13 commenti su “A ExpoCook Online Experience la storia del Cioccolato di Modica”
A Modica è invalsa la credenza che più ripeti una bugia più questa diventi verità. Si spera che allo stesso modo ribadire la verità questa non diventi bugia, per cui è meglio precisare che a Modica non esiste nessun Consorzio di Tutela del Cioccolato IGP, ovvero esiste un’associazione di produttori e rivenditori che si è costituita così, ma il Consorzio di Tutela, quello vero e riconosciuto dal Ministero delle Politiche Agricole non esiste e quindi di conseguenza non esiste neanche un Direttore. Aver fissato la data del 1746 della nascita del cioccolato a Modica è un falso, vogliamo chiamarlo storico, così non si offende nessuno? Perchè altrimenti bisognerebbe chiamarlo diversamente. Vogliamo anche dire che fino ad oggi l’IGP è stato soltanto uno strumento che ha penalizzato proprio i produttori e rivenditori associati all’associazione denominata Consorzio di Tutela (qualcuno anche per ben due volte pare), che sembra siano i più maldestri nell’usare questo “fantastico” strumento di tutela, considerati quanti sono stati i consumatori e produttori sanzionati dal CTA? Insomma l’IGP è diventato come un ficodindia, da dove lo tocchi ti pungi.
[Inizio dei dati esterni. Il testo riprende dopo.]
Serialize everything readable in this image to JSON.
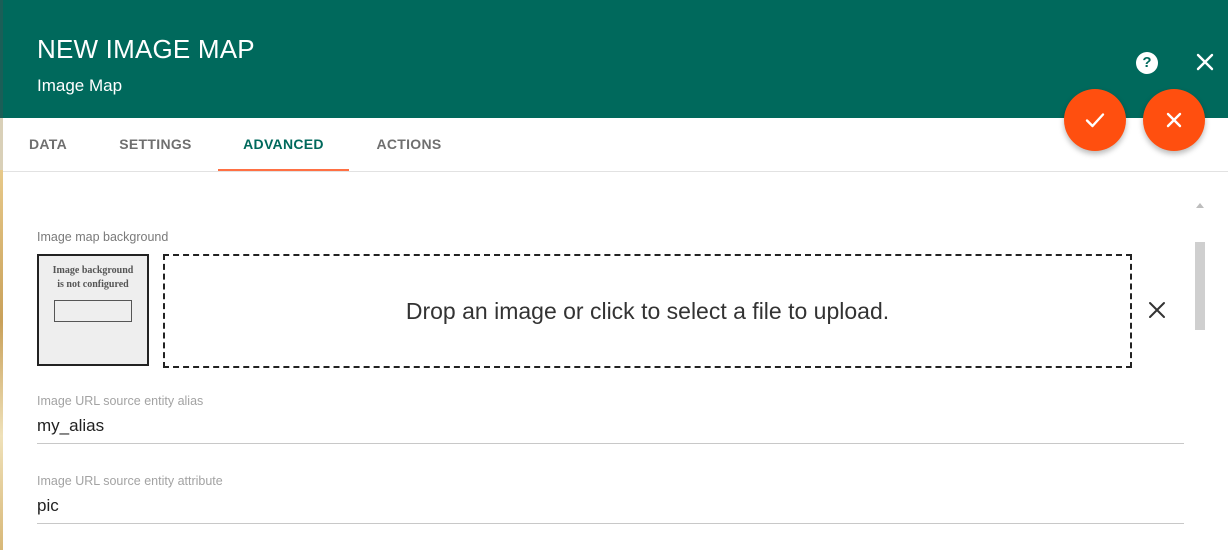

Artur quando si parla di cioccolato ti vengono i vermi senza mangiarlo!!! Chissà perché sempre ti lamenti…
@ Ninu;
“Artur” e come la volpe che non arriva a mangiare l’uva…
Ha condotto una guerra, e continua, contro il CTCM dopo esserne uscito nel 2005.
Ed avendo fatto uso di “colpi bassi”, ha il timore a rientrare…sempre ammesso che glielo permetteno.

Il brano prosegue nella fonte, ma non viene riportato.